Sunday 10 October 2010

Difficulties

I am not finding 'polytheism' easy going. In fact i find it does not mesh with my 'core spirituality' at all well. I'm also put off by reading stuff written by contemporary hard polytheists. Dealing with the first point first, hard polytheists seem to pick and choose their gods in a typically post-modern 'consumerist' fashion. One can add any 'god' to one's basket depending on one's particular life situation, likes, feelings. Even if they can 'hold' to one pantheon (for today at least) polytheists are generally unable to explain how their pantheon can be related to other 'pantheons' e.g. Greek to Norse to Vedic to Egyptian to Semitic and so on. This is leading me to realise that polytheism is no more necessarily conducive to religious pluralism than any other religion in principle. Only the attitude of polytheists is necessarily tolerant, I suppose because every belief is, and, must remain 'available' for purchase. The only significant ancient god that doesn't get a look in among those pushing such hard polytheistic eccleticism are Yahweh.

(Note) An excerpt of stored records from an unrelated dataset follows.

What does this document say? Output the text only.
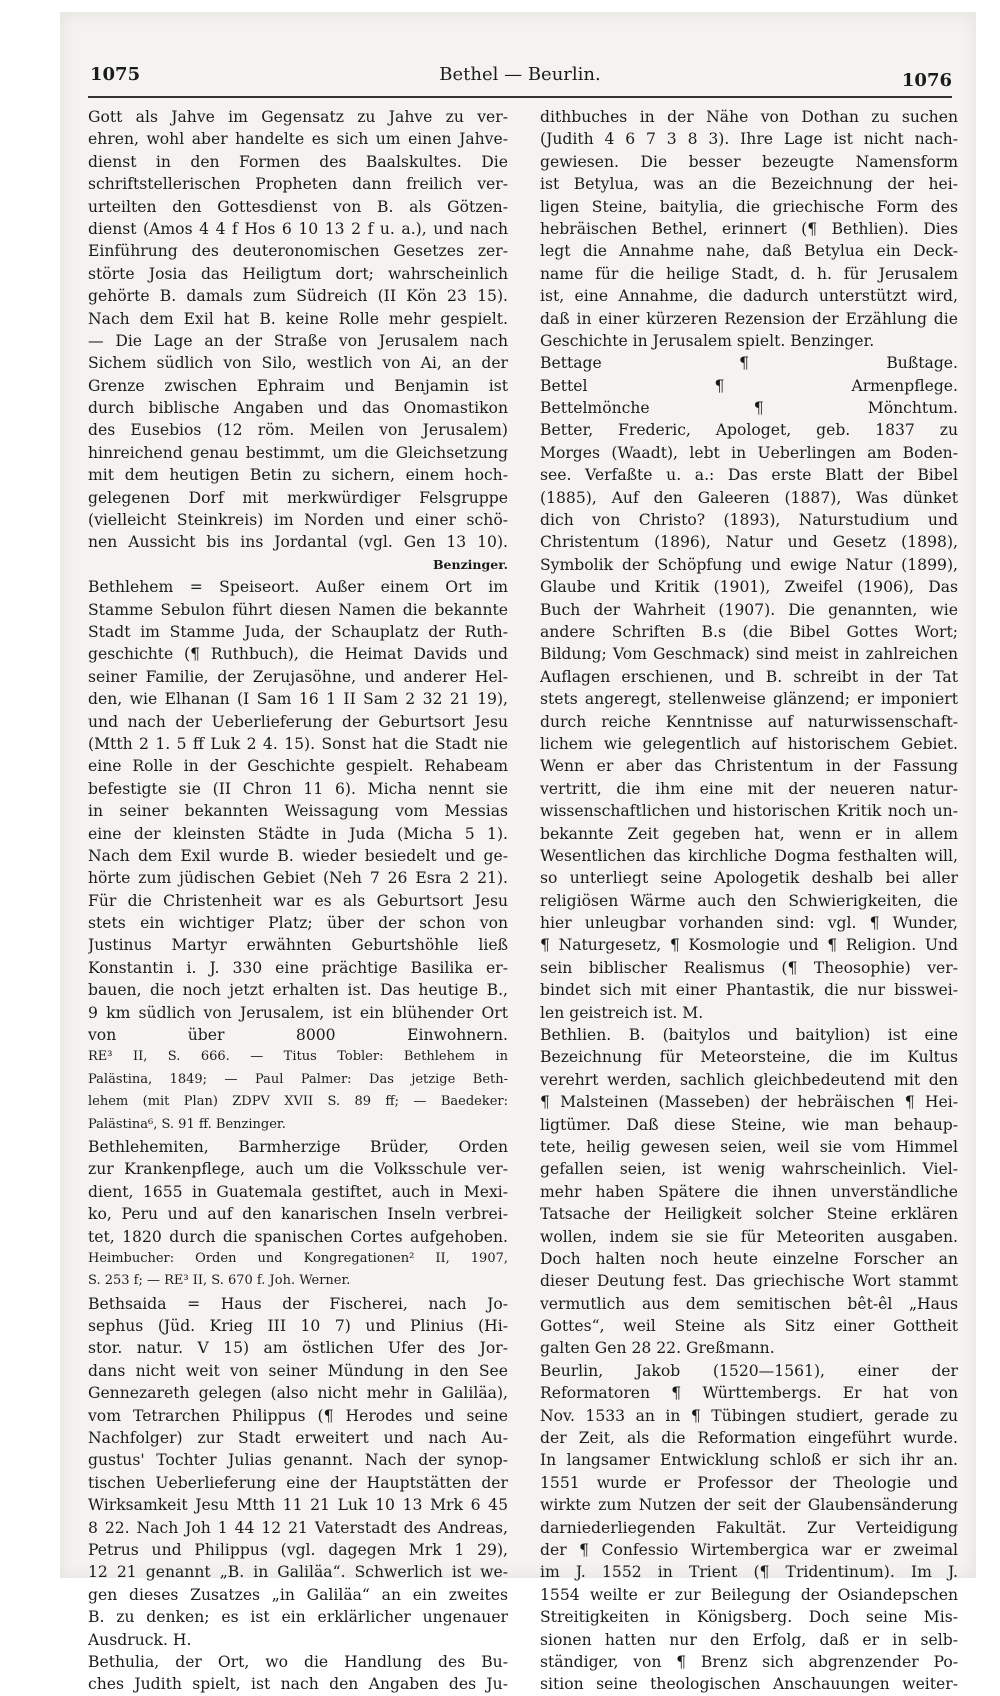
1075	Bethel — Beurlin.	1076
Gott als Jahve im Gegensatz zu Jahve zu ver-
ehren, wohl aber handelte es sich um einen Jahve-
dienst in den Formen des Baalskultes. Die
schriftstellerischen Propheten dann freilich ver-
urteilten den Gottesdienst von B. als Götzen-
dienst (Amos 4 4 f Hos 6 10 13 2 f u. a.), und nach
Einführung des deuteronomischen Gesetzes zer-
störte Josia das Heiligtum dort; wahrscheinlich
gehörte B. damals zum Südreich (II Kön 23 15).
Nach dem Exil hat B. keine Rolle mehr gespielt.
— Die Lage an der Straße von Jerusalem nach
Sichem südlich von Silo, westlich von Ai, an der
Grenze zwischen Ephraim und Benjamin ist
durch biblische Angaben und das Onomastikon
des Eusebios (12 röm. Meilen von Jerusalem)
hinreichend genau bestimmt, um die Gleichsetzung
mit dem heutigen Betin zu sichern, einem hoch-
gelegenen Dorf mit merkwürdiger Felsgruppe
(vielleicht Steinkreis) im Norden und einer schö-
nen Aussicht bis ins Jordantal (vgl. Gen 13 10).
Benzinger.
Bethlehem = Speiseort. Außer einem Ort im
Stamme Sebulon führt diesen Namen die bekannte
Stadt im Stamme Juda, der Schauplatz der Ruth-
geschichte (¶ Ruthbuch), die Heimat Davids und
seiner Familie, der Zerujasöhne, und anderer Hel-
den, wie Elhanan (I Sam 16 1 II Sam 2 32 21 19),
und nach der Ueberlieferung der Geburtsort Jesu
(Mtth 2 1. 5 ff Luk 2 4. 15). Sonst hat die Stadt nie
eine Rolle in der Geschichte gespielt. Rehabeam
befestigte sie (II Chron 11 6). Micha nennt sie
in seiner bekannten Weissagung vom Messias
eine der kleinsten Städte in Juda (Micha 5 1).
Nach dem Exil wurde B. wieder besiedelt und ge-
hörte zum jüdischen Gebiet (Neh 7 26 Esra 2 21).
Für die Christenheit war es als Geburtsort Jesu
stets ein wichtiger Platz; über der schon von
Justinus Martyr erwähnten Geburtshöhle ließ
Konstantin i. J. 330 eine prächtige Basilika er-
bauen, die noch jetzt erhalten ist. Das heutige B.,
9 km südlich von Jerusalem, ist ein blühender Ort
von über 8000 Einwohnern.
RE³ II, S. 666. — Titus Tobler: Bethlehem in
Palästina, 1849; — Paul Palmer: Das jetzige Beth-
lehem (mit Plan) ZDPV XVII S. 89 ff; — Baedeker:
Palästina⁶, S. 91 ff. Benzinger.
Bethlehemiten, Barmherzige Brüder, Orden
zur Krankenpflege, auch um die Volksschule ver-
dient, 1655 in Guatemala gestiftet, auch in Mexi-
ko, Peru und auf den kanarischen Inseln verbrei-
tet, 1820 durch die spanischen Cortes aufgehoben.
Heimbucher: Orden und Kongregationen² II, 1907,
S. 253 f; — RE³ II, S. 670 f. Joh. Werner.
Bethsaida = Haus der Fischerei, nach Jo-
sephus (Jüd. Krieg III 10 7) und Plinius (Hi-
stor. natur. V 15) am östlichen Ufer des Jor-
dans nicht weit von seiner Mündung in den See
Gennezareth gelegen (also nicht mehr in Galiläa),
vom Tetrarchen Philippus (¶ Herodes und seine
Nachfolger) zur Stadt erweitert und nach Au-
gustus' Tochter Julias genannt. Nach der synop-
tischen Ueberlieferung eine der Hauptstätten der
Wirksamkeit Jesu Mtth 11 21 Luk 10 13 Mrk 6 45
8 22. Nach Joh 1 44 12 21 Vaterstadt des Andreas,
Petrus und Philippus (vgl. dagegen Mrk 1 29),
12 21 genannt „B. in Galiläa“. Schwerlich ist we-
gen dieses Zusatzes „in Galiläa“ an ein zweites
B. zu denken; es ist ein erklärlicher ungenauer
Ausdruck. H.
Bethulia, der Ort, wo die Handlung des Bu-
ches Judith spielt, ist nach den Angaben des Ju-
dithbuches in der Nähe von Dothan zu suchen
(Judith 4 6 7 3 8 3). Ihre Lage ist nicht nach-
gewiesen. Die besser bezeugte Namensform
ist Betylua, was an die Bezeichnung der hei-
ligen Steine, baitylia, die griechische Form des
hebräischen Bethel, erinnert (¶ Bethlien). Dies
legt die Annahme nahe, daß Betylua ein Deck-
name für die heilige Stadt, d. h. für Jerusalem
ist, eine Annahme, die dadurch unterstützt wird,
daß in einer kürzeren Rezension der Erzählung die
Geschichte in Jerusalem spielt. Benzinger.
Bettage ¶ Bußtage.
Bettel ¶ Armenpflege.
Bettelmönche ¶ Mönchtum.
Better, Frederic, Apologet, geb. 1837 zu
Morges (Waadt), lebt in Ueberlingen am Boden-
see. Verfaßte u. a.: Das erste Blatt der Bibel
(1885), Auf den Galeeren (1887), Was dünket
dich von Christo? (1893), Naturstudium und
Christentum (1896), Natur und Gesetz (1898),
Symbolik der Schöpfung und ewige Natur (1899),
Glaube und Kritik (1901), Zweifel (1906), Das
Buch der Wahrheit (1907). Die genannten, wie
andere Schriften B.s (die Bibel Gottes Wort;
Bildung; Vom Geschmack) sind meist in zahlreichen
Auflagen erschienen, und B. schreibt in der Tat
stets angeregt, stellenweise glänzend; er imponiert
durch reiche Kenntnisse auf naturwissenschaft-
lichem wie gelegentlich auf historischem Gebiet.
Wenn er aber das Christentum in der Fassung
vertritt, die ihm eine mit der neueren natur-
wissenschaftlichen und historischen Kritik noch un-
bekannte Zeit gegeben hat, wenn er in allem
Wesentlichen das kirchliche Dogma festhalten will,
so unterliegt seine Apologetik deshalb bei aller
religiösen Wärme auch den Schwierigkeiten, die
hier unleugbar vorhanden sind: vgl. ¶ Wunder,
¶ Naturgesetz, ¶ Kosmologie und ¶ Religion. Und
sein biblischer Realismus (¶ Theosophie) ver-
bindet sich mit einer Phantastik, die nur bisswei-
len geistreich ist. M.
Bethlien. B. (baitylos und baitylion) ist eine
Bezeichnung für Meteorsteine, die im Kultus
verehrt werden, sachlich gleichbedeutend mit den
¶ Malsteinen (Masseben) der hebräischen ¶ Hei-
ligtümer. Daß diese Steine, wie man behaup-
tete, heilig gewesen seien, weil sie vom Himmel
gefallen seien, ist wenig wahrscheinlich. Viel-
mehr haben Spätere die ihnen unverständliche
Tatsache der Heiligkeit solcher Steine erklären
wollen, indem sie sie für Meteoriten ausgaben.
Doch halten noch heute einzelne Forscher an
dieser Deutung fest. Das griechische Wort stammt
vermutlich aus dem semitischen bêt-êl „Haus
Gottes“, weil Steine als Sitz einer Gottheit
galten Gen 28 22. Greßmann.
Beurlin, Jakob (1520—1561), einer der
Reformatoren ¶ Württembergs. Er hat von
Nov. 1533 an in ¶ Tübingen studiert, gerade zu
der Zeit, als die Reformation eingeführt wurde.
In langsamer Entwicklung schloß er sich ihr an.
1551 wurde er Professor der Theologie und
wirkte zum Nutzen der seit der Glaubensänderung
darniederliegenden Fakultät. Zur Verteidigung
der ¶ Confessio Wirtembergica war er zweimal
im J. 1552 in Trient (¶ Tridentinum). Im J.
1554 weilte er zur Beilegung der Osiandерschen
Streitigkeiten in Königsberg. Doch seine Mis-
sionen hatten nur den Erfolg, daß er in selb-
ständiger, von ¶ Brenz sich abgrenzender Po-
sition seine theologischen Anschauungen weiter-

So what is my 'core spirituality'? Well, first I note that my encounters with polytheism are helping me define what I can believe in. My tendencies are toward:

  • monism - there is unity underlying all reality. On the mind/matter debate I am a 'neutral monist' i.e. 'mind' and 'matter' are two 'sides' of the same coin of fundamental 'stuff'
  • panpsychism - I tend toward the believe that all things have mental properties, though only certain animals are show cognitive life, and having mental properties could involve a state of 'unconsciousness' relative to sentient creatures. This belief also flows from having since childhood a sense of the 'spirits of place' or the 'vibe' of a location
  • a love of nature, and a sense that the forces of nature are 'divine'
  • a sense of 'transcendence', that there is a 'higher realm' or 'higher reality' distinct from but encompassing the physical world.
  • I am impressed by arguments for a 'first cause and necessary being' and the apparent 'fine tuning' of the universe. These point to a 'cosmic God'
  • I accept there may be some fundamental 'plurality' of deity as manifest (so a willingness to accept a 'soft' polytheism. The plurality wanted though is a poly-unity
  • Evil in the world is such that I do not believe in a benevolent divinity who can intervene in the world.
  • My religiosity must have less problems of coherence or irrationality than the religion I have left behind. I have fully absorbed the naturalistic objections to the latter.
Some form of Pan-en-theism or Pandeism seem to be a better 'fit'. However there is no 'tradition' of religious practice to draw upon.